La pretensión del presidente que se va es esencialmente trascender en la historia. Se equivocan quienes remiten al deseo de venganza o rencor acabar con la Suprema Corte de Justicia; algo o mucho puede haber de eso, pero más le mueve dejar registro de que él fue consecuente con su tesis sobre el mandato popular como origen de toda autoridad, principio republicano que, por razones de sentido común, las democracias han hecho de la elección indirecta la fórmula para designar a los integrantes del órgano judicial supremo, ya que se debe garantiza a un perfil particular que el voto popular no asegura, incluso compromete al poner en entredicho la independencia e imparcialidad como premisa básica del juzgador. Una pena que Arturo Zaldívar quien tiene una postura clara no se haya mantenido en lo mismo.

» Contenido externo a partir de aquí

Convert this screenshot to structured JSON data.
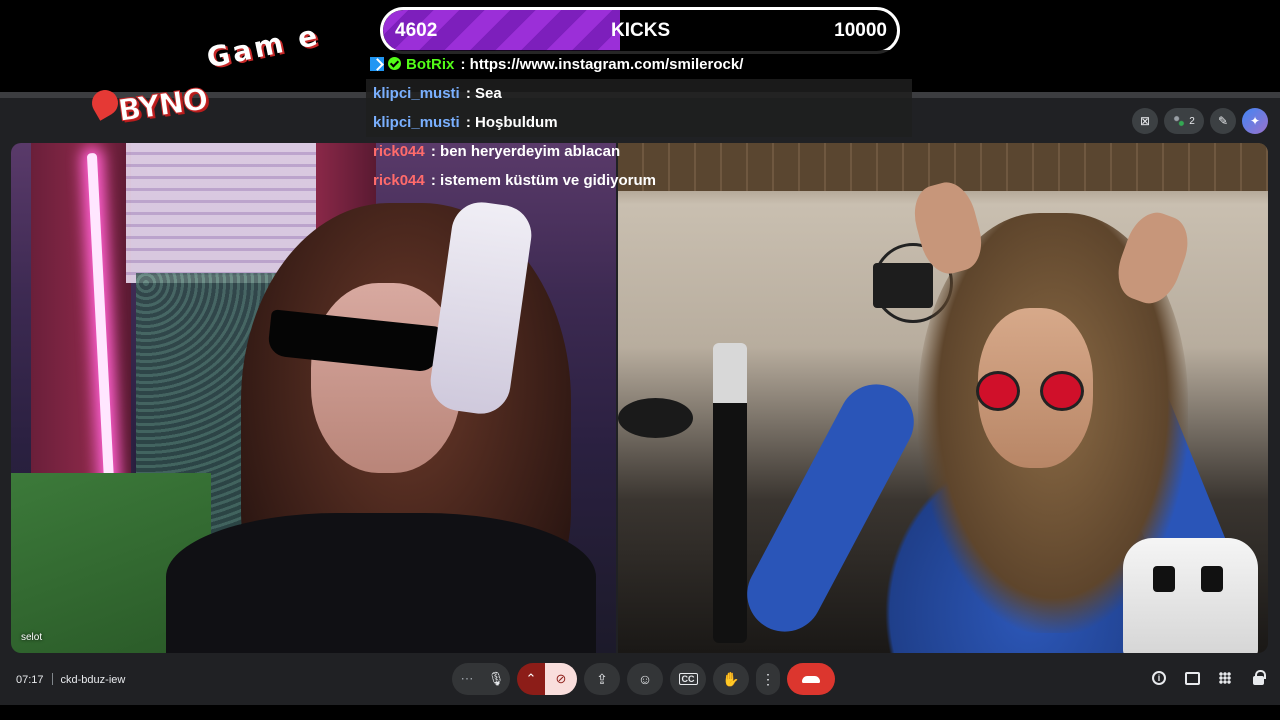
{
  "overlay": {
    "goal": {
      "current": "4602",
      "label": "KICKS",
      "target": "10000",
      "progress_fraction": 0.4602,
      "fill_color": "#9b2fd8"
    },
    "chat": [
      {
        "user": "BotRix",
        "message": ": https://www.instagram.com/smilerock/",
        "user_color": "#53fc18",
        "badges": [
          "bot-badge",
          "verified-badge"
        ]
      },
      {
        "user": "klipci_musti",
        "message": ": Sea",
        "user_color": "#7ab0ff"
      },
      {
        "user": "klipci_musti",
        "message": ": Hoşbuldum",
        "user_color": "#7ab0ff"
      },
      {
        "user": "rick044",
        "message": ": ben heryerdeyim ablacan",
        "user_color": "#ff6b6b"
      },
      {
        "user": "rick044",
        "message": ": istemem küstüm ve gidiyorum",
        "user_color": "#ff6b6b"
      }
    ]
  },
  "meet": {
    "top_icons": {
      "participants_count": "2"
    },
    "tiles": [
      {
        "name": "selot"
      },
      {
        "name": ""
      }
    ],
    "bottom_bar": {
      "time": "07:17",
      "meeting_code": "ckd-bduz-iew",
      "controls": {
        "more_options": "⋯",
        "mic_icon": "🎤",
        "camera_options": "⌃",
        "camera_off_icon": "⊘",
        "present_icon": "⇪",
        "reactions_icon": "☺",
        "captions_icon": "CC",
        "raise_hand_icon": "✋",
        "more_vert": "⋮"
      }
    },
    "colors": {
      "hangup": "#dc362e",
      "camera_off_bg": "#f9dedc",
      "camera_off_icon": "#8c1d18",
      "toolbar_button": "#333537"
    }
  }
}
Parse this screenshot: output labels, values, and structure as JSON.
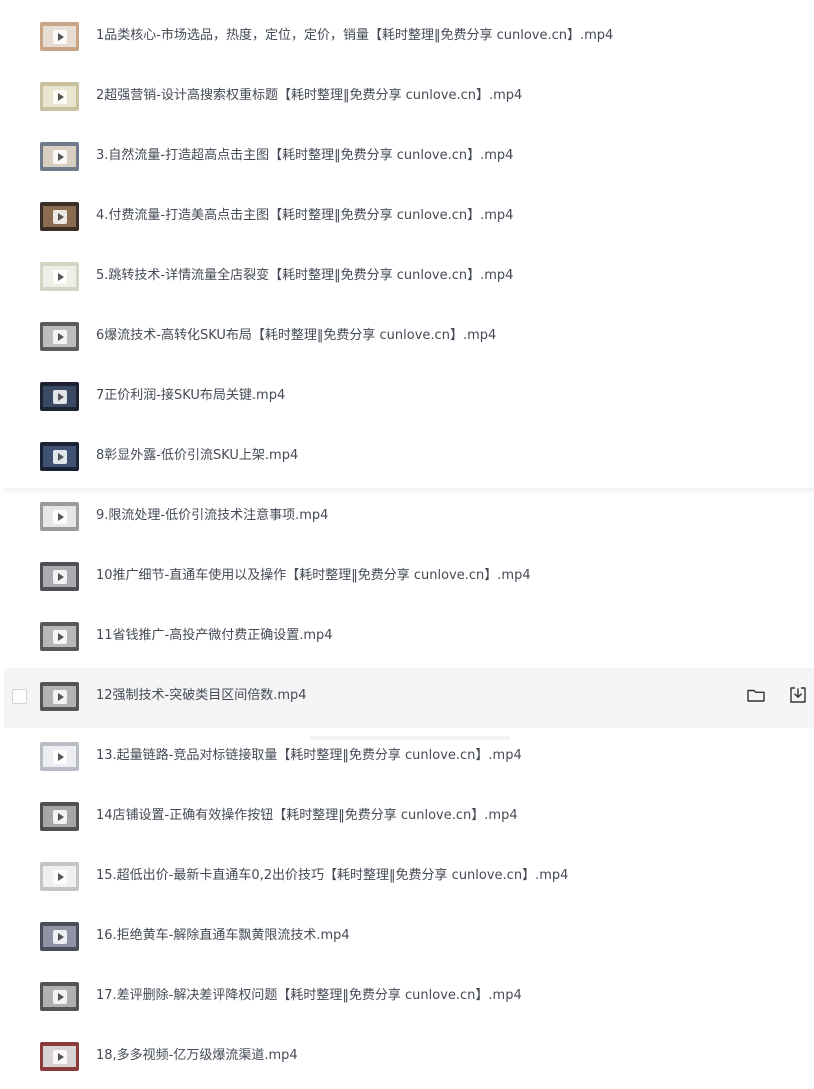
{
  "files": [
    {
      "name": "1品类核心-市场选品，热度，定位，定价，销量【耗时整理‖免费分享 cunlove.cn】.mp4",
      "thumb_bg": "#c9a588",
      "thumb_inner": "#e8ddd2"
    },
    {
      "name": "2超强营销-设计高搜索权重标题【耗时整理‖免费分享 cunlove.cn】.mp4",
      "thumb_bg": "#c8c2a0",
      "thumb_inner": "#e9e5cf"
    },
    {
      "name": "3.自然流量-打造超高点击主图【耗时整理‖免费分享 cunlove.cn】.mp4",
      "thumb_bg": "#6f7b8a",
      "thumb_inner": "#d9cfc0"
    },
    {
      "name": "4.付费流量-打造美高点击主图【耗时整理‖免费分享 cunlove.cn】.mp4",
      "thumb_bg": "#3a2f26",
      "thumb_inner": "#8a6d50"
    },
    {
      "name": "5.跳转技术-详情流量全店裂变【耗时整理‖免费分享 cunlove.cn】.mp4",
      "thumb_bg": "#cfd6c3",
      "thumb_inner": "#eef0e8"
    },
    {
      "name": "6爆流技术-高转化SKU布局【耗时整理‖免费分享 cunlove.cn】.mp4",
      "thumb_bg": "#5c5c5c",
      "thumb_inner": "#bdbdbd"
    },
    {
      "name": "7正价利润-接SKU布局关键.mp4",
      "thumb_bg": "#1d2330",
      "thumb_inner": "#3b4a63"
    },
    {
      "name": "8彰显外露-低价引流SKU上架.mp4",
      "thumb_bg": "#1a2233",
      "thumb_inner": "#3f5271"
    },
    {
      "name": "9.限流处理-低价引流技术注意事项.mp4",
      "thumb_bg": "#9a9a9a",
      "thumb_inner": "#e6e6e6"
    },
    {
      "name": "10推广细节-直通车使用以及操作【耗时整理‖免费分享 cunlove.cn】.mp4",
      "thumb_bg": "#4d4f55",
      "thumb_inner": "#a9abb0"
    },
    {
      "name": "11省钱推广-高投产微付费正确设置.mp4",
      "thumb_bg": "#595959",
      "thumb_inner": "#b8b8b8"
    },
    {
      "name": "12强制技术-突破类目区间倍数.mp4",
      "thumb_bg": "#555555",
      "thumb_inner": "#b3b3b3"
    },
    {
      "name": "13.起量链路-竞品对标链接取量【耗时整理‖免费分享 cunlove.cn】.mp4",
      "thumb_bg": "#b9bcc4",
      "thumb_inner": "#eceef2"
    },
    {
      "name": "14店铺设置-正确有效操作按钮【耗时整理‖免费分享 cunlove.cn】.mp4",
      "thumb_bg": "#505050",
      "thumb_inner": "#a6a6a6"
    },
    {
      "name": "15.超低出价-最新卡直通车0,2出价技巧【耗时整理‖免费分享 cunlove.cn】.mp4",
      "thumb_bg": "#c4c4c4",
      "thumb_inner": "#f0f0f0"
    },
    {
      "name": "16.拒绝黄车-解除直通车飘黄限流技术.mp4",
      "thumb_bg": "#4a4d5a",
      "thumb_inner": "#8e93a6"
    },
    {
      "name": "17.差评删除-解决差评降权问题【耗时整理‖免费分享 cunlove.cn】.mp4",
      "thumb_bg": "#545454",
      "thumb_inner": "#b0b0b0"
    },
    {
      "name": "18,多多视频-亿万级爆流渠道.mp4",
      "thumb_bg": "#8b3b3b",
      "thumb_inner": "#d9d2d2"
    }
  ],
  "hover_index": 11,
  "actions": {
    "folder_icon": "folder-icon",
    "download_icon": "download-icon"
  }
}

López Obrador tiene otros datos y otras ideas. Padece de una fijación plebiscitaria sobre la democracia, visión idealizada que para efectos prácticos es una entelequia al servicio del poderoso. En el voto o los sondeos de opinión -método favorito del presidente- no manda el pueblo, sino quien tiene mayor influencia sobre el votante o el público, lo que hace a la propaganda oficial el recurso determinante, como ha sucedido a lo largo de estos seis años.
Los primeros nombramientos de la próxima presidente no revelan ruptura o independencia; es algo más significativo y esperado, el tránsito de la presidencia militante a la presidencia profesional en el sentido de la pretensión de gobernar con eficacia, un equipo capaz y una actitud diferente de quien los nombra. No necesariamente el tránsito de un presidente autoritario a una presidenta democrática; en todo caso habría actitudes tolerantes o de respeto al que difiere o diciente, pero sin un cambio real. Dos envolturas distintas de lo mismo y una determinación compartida de devastar al edificio democrático.
De los nombramientos recientes precisa destacar que el hilo conductor de la mayoría de ellos es reivindicar la dimensión internacional tan despreciada por López Obrador. Incluso el nombramiento del secretario de agricultura y ya no se diga Alicia Bárcena en medio ambiente anticipan una mejor actuación y entendimiento ante los espacios que trascienden al país. Pero, relevante no es el perfil de los designados, es la determinación de la nueva presidenta de hacer de manera diferente las cosas.
Todo esto nos lleva es al estilo de gobernar como calificara el historiador y agudo cronista de su tiempo, Daniel Cosío Villegas. Una presidencia profesional es, sin duda, un paso a la modernización del ejercicio de la más elevada oficina y en la dirección correcta en el sentido de conciliar los resultados con los objetivos políticos. Los nombramientos muestran pragmatismo y que los acuerdos palaciegos o de grupo no explican quienes integran el gobierno, sino su funcionalidad que, a su vez, muestra que ahora sí habrá gabinete y si hay gabinete también habrá gobierno. En consecuencia, se esperaría que la designación de los subordinados de los secretarios fueran colaboradores consecuentes con el proyecto y no emisarios presidenciales para minar la autoridad de sus superiores.
Da igual la especulación sobre los próximos designados; desde ahora se identifica el tránsito de dos maneras muy diferentes y hasta encontradas del ejercicio del poder presidencial.